Perempuan harus menjadi penanam moral yang baik untuk meredam, menyaring dan memelihara dari hal-hal negatif seperti korupsi. “Korupsi merupakan masalah moral, bukti penyimpangan moral dan etika,” ujarnya.

Turunkan AKI Sementara itu, Menteri Pemberdayaan Perempuan dan Perlindungan Anak Yohana Yembise mengajak seluruh elemen masyarakat untuk berperan serta dalam upaya menekan angka kematian ibu (AKI) dan perkawinan usia dini.

“Masyarakat Indonesia perlu terus memperjuangkan upaya menekan angka kematian ibu dan perkawinan di usia dini, sesuai amanat kaum ibu pendiri bangsa pada Kongres Perempuan Indonesia,” kata Yohana Yembise.

Yohana menjelaskan, Angka Kematian Ibu di Indonesia masih relatif sangat tinggi.

“Kami mengajak semua pihak baik pemerintah, masyarakat, organisasi perempuan, organisasi masyarakat, organisasi keagamaan, dunia usaha dan laki-laki sebagai suami untuk menekan Angka Kematian Ibu dan Bayi,” katanya.

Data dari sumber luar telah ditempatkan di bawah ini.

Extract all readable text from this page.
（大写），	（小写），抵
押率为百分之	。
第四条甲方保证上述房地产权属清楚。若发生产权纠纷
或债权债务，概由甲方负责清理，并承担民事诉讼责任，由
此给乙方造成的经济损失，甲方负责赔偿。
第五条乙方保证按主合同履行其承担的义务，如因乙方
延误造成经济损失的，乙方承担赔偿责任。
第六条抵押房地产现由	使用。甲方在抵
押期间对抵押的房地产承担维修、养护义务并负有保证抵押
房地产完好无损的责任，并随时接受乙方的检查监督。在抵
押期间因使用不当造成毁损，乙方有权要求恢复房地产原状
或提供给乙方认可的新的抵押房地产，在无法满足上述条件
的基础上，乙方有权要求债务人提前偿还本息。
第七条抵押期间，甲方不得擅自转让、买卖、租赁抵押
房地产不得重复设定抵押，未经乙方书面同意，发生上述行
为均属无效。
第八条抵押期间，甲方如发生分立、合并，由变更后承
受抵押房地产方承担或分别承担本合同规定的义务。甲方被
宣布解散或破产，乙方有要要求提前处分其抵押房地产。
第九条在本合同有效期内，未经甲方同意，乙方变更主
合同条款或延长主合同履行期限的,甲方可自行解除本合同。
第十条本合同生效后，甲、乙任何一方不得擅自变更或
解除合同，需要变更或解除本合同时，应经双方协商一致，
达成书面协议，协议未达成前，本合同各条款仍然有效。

Menurut Survei Demografi dan Kesehatan Indonesia (SDKI) tahun 2012, tercatat mempunyai AKI 359 orang per 100.000 kelahiran hidup.

Angka itu diperkirakan belum menurun sampai 2015 sehingga angka itu mendekati AKI di tahun 1997 yang tercatat 334 orang per 100.000 kelahiran hidup.

Direktur Kesehatan Ibu Kemenkes Dr Gita Maya Koemara Sakti MHA mengungkapkan jumlah angka ibu yang meninggal saat persalinan pada 2014 mencapai 17.000 orang.

Menurut dia, faktor AKI yang tinggi bukan hanya masalah kesehatan tetapi juga masalah pendidikan kesehatan reproduksi, usia menikah, pergaulan bebas remaja, sarana perhubungan menuju tempat persalinan, sarana angkutan, sarana air bersih dan listrik di tempat pelayanan kesehatan, ketersediaan darah, dan kesadaran semua pihak untuk memprioritaskan kondisi ibu hamil.